Un grand nombre d’États remportés par Trump sont des États qui bénéficient d’une « surreprésentation » dans le collège électoral au regard de leur faible population. Hillary Clinton, de son côté, remporte haut la main deux des trois États les plus peuplés du pays (Californie et New York, 57 millions d’habitants soit presque 20 % de la population des États-Unis), mais qui sont les plus désavantagés en matière de grands électeurs
Autre indication de ces deux cartes : on constate que la plupart des « swing states », les États “bascule” (Floride, Caroline du Nord, Ohio, Pennsylvanie, Colorado, Virginie, Michigan, Wisconsin, New Hampshire), ont été remportés par Trump avec une avance très faible, souvent même pas la majorité absolue. Mais, en vertu du système qui fait que le candidat arrivé en tête remporte tous les grands électeurs de l’État, Trump, qui devance Clinton de seulement quelques dizaines de milliers de voix en Pennsylvanie, en Floride ou dans le Michigan obtient un avantage considérable dans le collège électoral, alors que les victoires massives de la démocrate en Californie (2,9 millions de voix d’avance) ou à New York (1,5 million) ne lui permettent pas d’engranger davantage de grands électeurs…
Comme l’a résumé un rédacteur en chef du magazine The Atlantic dans un tweet : « Si ce n’était le collège électoral, l’histoire de cette élection serait : Trump est si impopulaire que Clinton l’a battu avec 3 millions de voix de moins qu’Obama en 2012… »
- Les failles de la candidature Clinton
Sans rentrer dans le débat politique sur la nature de la candidature d’Hillary Clinton (« trop centriste », « trop connue », « Bernie Sanders aurait fait mieux »…), l’examen de l’enquête électorale à la sortie des urnes permet de pointer ses faiblesses, notamment au regard des deux victoires de Barack Obama en 2008 et 2012.
Le vote des femmes
Déjà rapporté sur Mediapart, le vote des femmes a bénéficié à Hillary Clinton, mais pas dans des proportions aussi importantes que ce qui aurait pu être imaginé dans l’affrontement avec un candidat républicain ouvertement sexiste. L’écart du vote des femmes entre Clinton et Trump (12 %) est très important, mais il n’est pas beaucoup plus ample que lors des élections précédentes.
Le vote des Latinos
On aurait pu penser qu’en face d’un Donald Trump stigmatisant les populations mexicaines immigrées, promettant des déportations massives d’irréguliers et un mur à la frontière avec le Mexique, les Latinos se précipiteraient massivement dans les bras électoraux de Clinton. Il n’en a rien été et Trump a même recueilli un part plus importante du vote des Hispaniques que Mitt Romney quatre ans auparavant.
Le vote des jeunes
Comparativement à Barack Obama en 2008 et 2012, Clinton a recueilli un nombre moindre de voix chez les plus jeunes (18-29 ans). Ces derniers se sont légèrement reportés sur Trump, mais ils ont surtout choisi de soutenir de manière plus importante qu’auparavant un candidat tiers (8 %). La candidate démocrate n’a clairement pas séduit la nouvelle génération des « millennials ».
Le vote des plus pauvres
Historiquement le point fort des démocrates, le vote des personnes les plus démunies aux États-Unis s’est déporté de manière importante sur Donald Trump. Hillary Clinton perd ainsi 12 % des votes de ceux gagnant moins de 30 000 dollars par an par rapport au score d’Obama en 2008.

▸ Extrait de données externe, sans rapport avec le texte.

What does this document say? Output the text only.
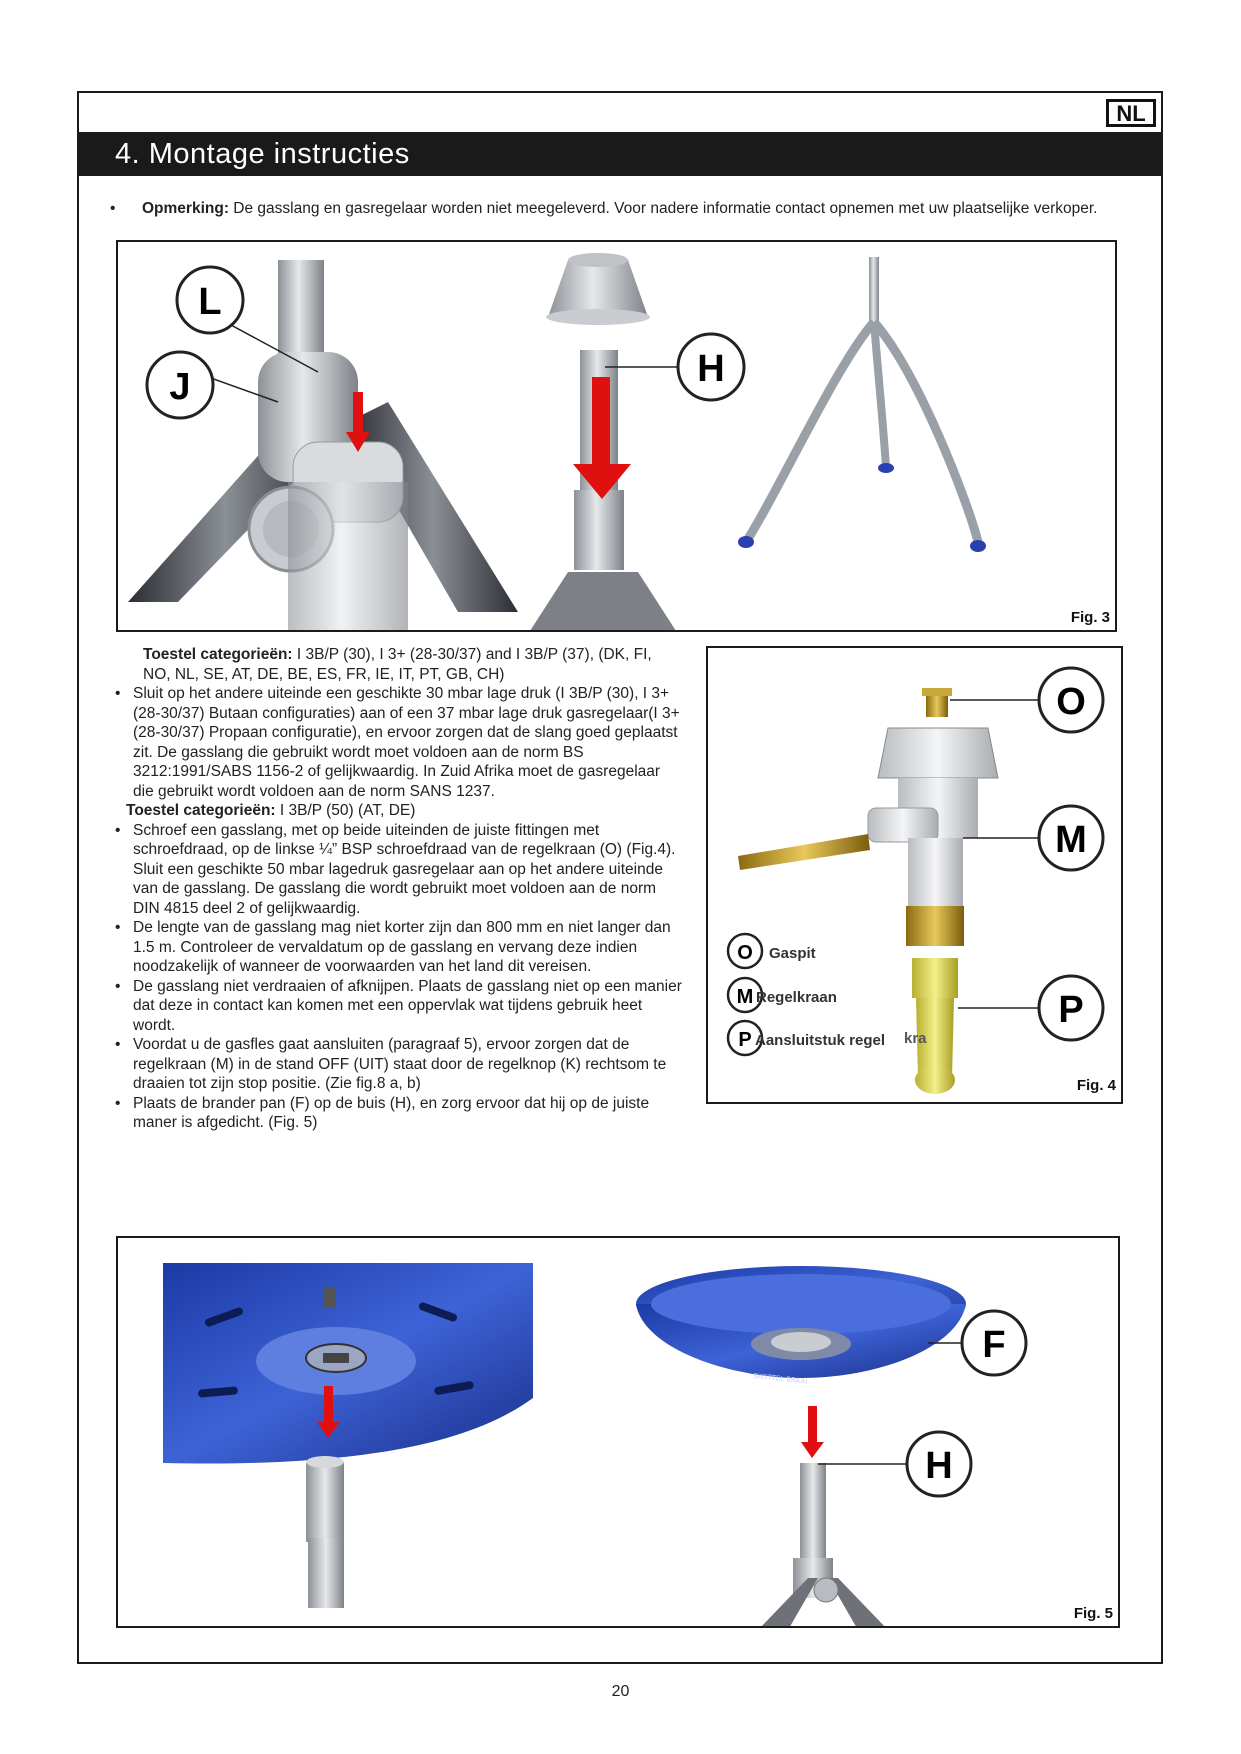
NL
4. Montage instructies
• Opmerking: De gasslang en gasregelaar worden niet meegeleverd. Voor nadere informatie contact opnemen met uw plaatselijke verkoper.
L
J	H
Fig. 3

Toestel categorieën: I 3B/P (30), I 3+ (28-30/37) and I 3B/P (37), (DK, FI, NO, NL, SE, AT, DE, BE, ES, FR, IE, IT, PT, GB, CH)

• Sluit op het andere uiteinde een geschikte 30 mbar lage druk (I 3B/P (30), I 3+ (28-30/37) Butaan configuraties) aan of een 37 mbar lage druk gasregelaar(I 3+ (28-30/37) Propaan configuratie), en ervoor zorgen dat de slang goed geplaatst zit. De gasslang die gebruikt wordt moet voldoen aan de norm BS 3212:1991/SABS 1156-2 of gelijkwaardig. In Zuid Afrika moet de gasregelaar die gebruikt wordt voldoen aan de norm SANS 1237.

Toestel categorieën: I 3B/P (50) (AT, DE)

• Schroef een gasslang, met op beide uiteinden de juiste fittingen met schroefdraad, op de linkse ¼” BSP schroefdraad van de regelkraan (O) (Fig.4). Sluit een geschikte 50 mbar lagedruk gasregelaar aan op het andere uiteinde van de gasslang. De gasslang die wordt gebruikt moet voldoen aan de norm DIN 4815 deel 2 of gelijkwaardig.

• De lengte van de gasslang mag niet korter zijn dan 800 mm en niet langer dan 1.5 m. Controleer de vervaldatum op de gasslang en vervang deze indien noodzakelijk of wanneer de voorwaarden van het land dit vereisen.

• De gasslang niet verdraaien of afknijpen. Plaats de gasslang niet op een manier dat deze in contact kan komen met een oppervlak wat tijdens gebruik heet wordt.

• Voordat u de gasfles gaat aansluiten (paragraaf 5), ervoor zorgen dat de regelkraan (M) in de stand OFF (UIT) staat door de regelknop (K) rechtsom te draaien tot zijn stop positie. (Zie fig.8 a, b)

• Plaats de brander pan (F) op de buis (H), en zorg ervoor dat hij op de juiste maner is afgedicht. (Fig. 5)

O
M
P
O
M
P
Gaspit
Regelkraan
Aansluitstuk regel kra
Fig. 4
SKOTTEL BRAAI
F
H
Fig. 5
20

Le vote en fonction du niveau d’études
Si Hillary Clinton a maintenu le niveau des démocrates dans la catégorie des électeurs ayant effectué cinq années d’études supérieures, elle a vraiment décroché concernant les personnes ayant juste terminé le lycée sans poursuivre plus loin. Avec l’indicateur du vote des plus pauvres, celui-ci souligne nettement la rupture de la candidate démocrate avec les classes populaires.